The school head explained that 5 years ago one of the parents, a venture capital investor, had convinced the school to invest in the messaging service based on disappearing photos. The man decided to make such investment after he saw his children becoming obsessed with Snapchat. That parent, Barry Eggers, learned the extent of Snapchat’s popularity and conducted some due diligence with the company – he even tracked down the Snapchat’s founder who was working from a Stanford University dorm room at the time. As a result, Barry decided to invest in the promising company and invited the school to join him.
The investor shared his memories how one day he came home from work and found his daughter and her friends in his kitchen – all glued to their phones, using Snapchat. According to the girls, the app was the most popular at school, along with Angry Birds.
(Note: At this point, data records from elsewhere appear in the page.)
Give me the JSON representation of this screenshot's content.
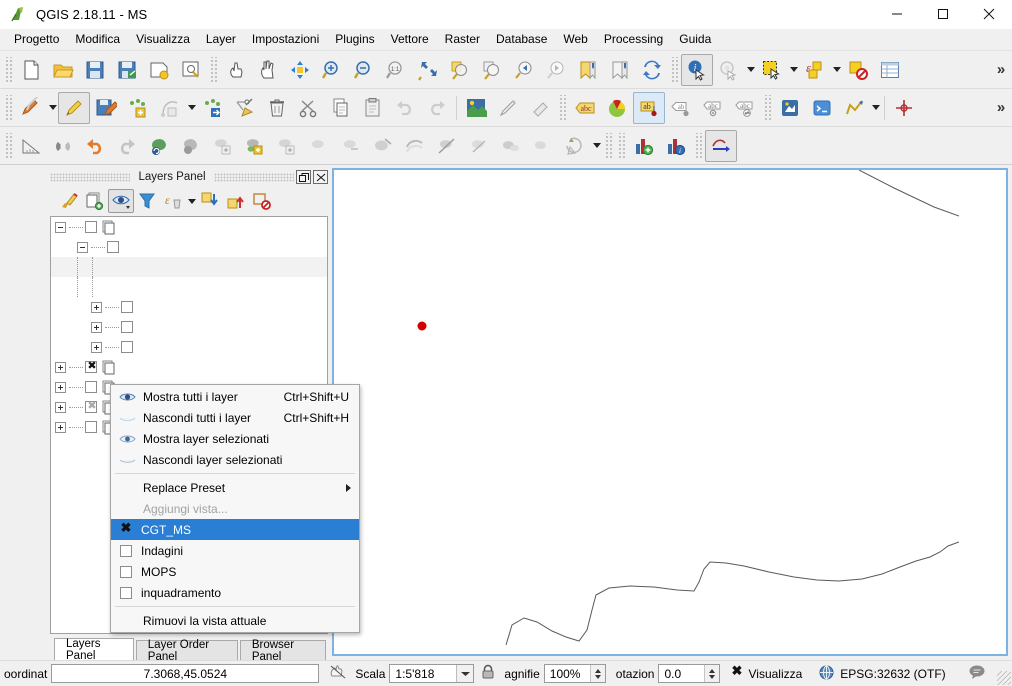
{
  "window": {
    "title": "QGIS 2.18.11 - MS",
    "app_icon": "qgis-logo-icon",
    "minimize_label": "—",
    "maximize_label": "□",
    "close_label": "✕"
  },
  "menubar": {
    "items": [
      {
        "label": "Progetto"
      },
      {
        "label": "Modifica"
      },
      {
        "label": "Visualizza"
      },
      {
        "label": "Layer"
      },
      {
        "label": "Impostazioni"
      },
      {
        "label": "Plugins"
      },
      {
        "label": "Vettore"
      },
      {
        "label": "Raster"
      },
      {
        "label": "Database"
      },
      {
        "label": "Web"
      },
      {
        "label": "Processing"
      },
      {
        "label": "Guida"
      }
    ]
  },
  "toolbars": {
    "overflow_label": "»",
    "row1": [
      "new-project-icon",
      "open-project-icon",
      "save-project-icon",
      "save-project-as-icon",
      "new-print-composer-icon",
      "composer-manager-icon",
      "touch-zoom-pan-icon",
      "pan-map-icon",
      "pan-to-selection-icon",
      "zoom-in-icon",
      "zoom-out-icon",
      "zoom-full-icon",
      "zoom-native-icon",
      "zoom-last-icon",
      "zoom-to-selection-icon",
      "zoom-to-layer-icon",
      "zoom-previous-icon",
      "zoom-next-icon",
      "new-bookmark-icon",
      "show-bookmarks-icon",
      "refresh-icon",
      "identify-features-icon",
      "map-tips-icon",
      "select-features-icon",
      "deselect-features-icon",
      "select-by-expression-icon",
      "deselect-all-icon",
      "open-attribute-table-icon"
    ],
    "row2": [
      "current-edits-icon",
      "toggle-editing-icon",
      "save-layer-edits-icon",
      "add-feature-icon",
      "add-circular-string-icon",
      "move-feature-icon",
      "node-tool-icon",
      "delete-selected-icon",
      "cut-features-icon",
      "copy-features-icon",
      "paste-features-icon",
      "undo-edit-icon",
      "redo-edit-icon",
      "raster-calculator-icon",
      "pencil-icon",
      "eraser-icon",
      "label-abc-icon",
      "diagram-icon",
      "pin-labels-icon",
      "show-hide-labels-icon",
      "move-label-icon",
      "rotate-label-icon",
      "change-label-icon",
      "style-manager-icon",
      "python-console-icon",
      "georeferencer-icon"
    ],
    "row3": [
      "measure-line-icon",
      "snapping-options-icon",
      "undo-icon",
      "redo-icon",
      "rotate-feature-icon",
      "simplify-feature-icon",
      "add-ring-icon",
      "add-part-icon",
      "fill-ring-icon",
      "delete-ring-icon",
      "delete-part-icon",
      "reshape-features-icon",
      "offset-curve-icon",
      "split-features-icon",
      "split-parts-icon",
      "merge-features-icon",
      "merge-attributes-icon",
      "rotate-point-symbols-icon",
      "offset-point-symbol-icon",
      "new-mesh-layer-icon",
      "statistics-icon",
      "arrow-tool-icon"
    ]
  },
  "layers_panel": {
    "title": "Layers Panel",
    "float_button": "restore-panel-icon",
    "close_button": "close-panel-icon",
    "toolbar": [
      "style-manager-icon",
      "add-group-icon",
      "manage-layer-visibility-icon",
      "filter-legend-icon",
      "filter-legend-expression-icon",
      "expand-all-icon",
      "collapse-all-icon",
      "remove-layer-icon"
    ],
    "tree": [
      {
        "expander": "minus",
        "indent": 0,
        "checkbox": "unchecked",
        "icon": "group-icon"
      },
      {
        "expander": "minus",
        "indent": 1,
        "checkbox": "unchecked",
        "icon": "none"
      },
      {
        "expander": "none",
        "indent": 2,
        "checkbox": "none",
        "icon": "none"
      },
      {
        "expander": "none",
        "indent": 2,
        "checkbox": "none",
        "icon": "none"
      },
      {
        "expander": "plus",
        "indent": 1,
        "checkbox": "unchecked",
        "icon": "none"
      },
      {
        "expander": "plus",
        "indent": 1,
        "checkbox": "unchecked",
        "icon": "none"
      },
      {
        "expander": "plus",
        "indent": 1,
        "checkbox": "unchecked",
        "icon": "none"
      },
      {
        "expander": "plus",
        "indent": 0,
        "checkbox": "checked",
        "icon": "group-icon"
      },
      {
        "expander": "plus",
        "indent": 0,
        "checkbox": "unchecked",
        "icon": "group-icon"
      },
      {
        "expander": "plus",
        "indent": 0,
        "checkbox": "dimmed",
        "icon": "group-icon"
      },
      {
        "expander": "plus",
        "indent": 0,
        "checkbox": "unchecked",
        "icon": "group-icon"
      }
    ],
    "tabs": [
      {
        "label": "Layers Panel",
        "active": true
      },
      {
        "label": "Layer Order Panel",
        "active": false
      },
      {
        "label": "Browser Panel",
        "active": false
      }
    ]
  },
  "visibility_menu": {
    "items": [
      {
        "kind": "action",
        "icon": "show-all-layers-icon",
        "label": "Mostra tutti i layer",
        "shortcut": "Ctrl+Shift+U"
      },
      {
        "kind": "action",
        "icon": "hide-all-layers-icon",
        "label": "Nascondi tutti i layer",
        "shortcut": "Ctrl+Shift+H"
      },
      {
        "kind": "action",
        "icon": "show-selected-layers-icon",
        "label": "Mostra layer selezionati",
        "shortcut": ""
      },
      {
        "kind": "action",
        "icon": "hide-selected-layers-icon",
        "label": "Nascondi layer selezionati",
        "shortcut": ""
      },
      {
        "kind": "separator"
      },
      {
        "kind": "submenu",
        "icon": "none",
        "label": "Replace Preset",
        "shortcut": ""
      },
      {
        "kind": "disabled",
        "icon": "none",
        "label": "Aggiungi vista...",
        "shortcut": ""
      },
      {
        "kind": "check",
        "checked": true,
        "selected": true,
        "label": "CGT_MS",
        "shortcut": ""
      },
      {
        "kind": "check",
        "checked": false,
        "selected": false,
        "label": "Indagini",
        "shortcut": ""
      },
      {
        "kind": "check",
        "checked": false,
        "selected": false,
        "label": "MOPS",
        "shortcut": ""
      },
      {
        "kind": "check",
        "checked": false,
        "selected": false,
        "label": "inquadramento",
        "shortcut": ""
      },
      {
        "kind": "separator"
      },
      {
        "kind": "action",
        "icon": "none",
        "label": "Rimuovi la vista attuale",
        "shortcut": ""
      }
    ]
  },
  "map": {
    "point_color": "#d40000",
    "line_color": "#5a5a5a",
    "background": "#ffffff",
    "border_color": "#7eb2e0"
  },
  "statusbar": {
    "coordinate_label": "oordinat",
    "coordinate_value": "7.3068,45.0524",
    "toggle_extents_icon": "toggle-extents-icon",
    "scale_label": "Scala",
    "scale_value": "1:5'818",
    "lock_icon": "lock-scale-icon",
    "magnifier_label": "agnifie",
    "magnifier_value": "100%",
    "rotation_label": "otazion",
    "rotation_value": "0.0",
    "render_label": "Visualizza",
    "render_checked": true,
    "crs_icon": "crs-globe-icon",
    "crs_label": "EPSG:32632 (OTF)",
    "messages_icon": "messages-log-icon"
  }
}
When Eggers asked his son, the latter confirmed that Snapchat was popular among boys too.
This is how Eggers’ company became the first investor in Snapchat after contacting its founder. His company invested $500,000, but split the deal to allow the Saint Francis school to put in $15,000. Those $15,000 delivered about 2.1m Snapchat shares, about 2/3 of which has just been sold for $17 each as part of the Snapchat’s public float, amounting to $24m in profit for the school. Since the price of Snapchat’s shares grew over the past days, the school’s remaining shares are still worth a further $18.5m. The school announced that the proceeds from the share sale would be used to fund its work “towards realizing the bold vision and goals”, including expanding financial aid for poorer students (the school’s fees are currently over $17,000 per year).
By the way, this is not the first time that school has received a profit from its investment. Two decades ago, it made a $2.1m return on a $25,000 investment in a telecom company which is now part of Tellabs. In the meantime, Snapchat flotation valued the stakes held by the company founders at more than $4bn each. The stake of the parent’s company (which increased as Snapchat grew) now amounts to more than $1.6bn.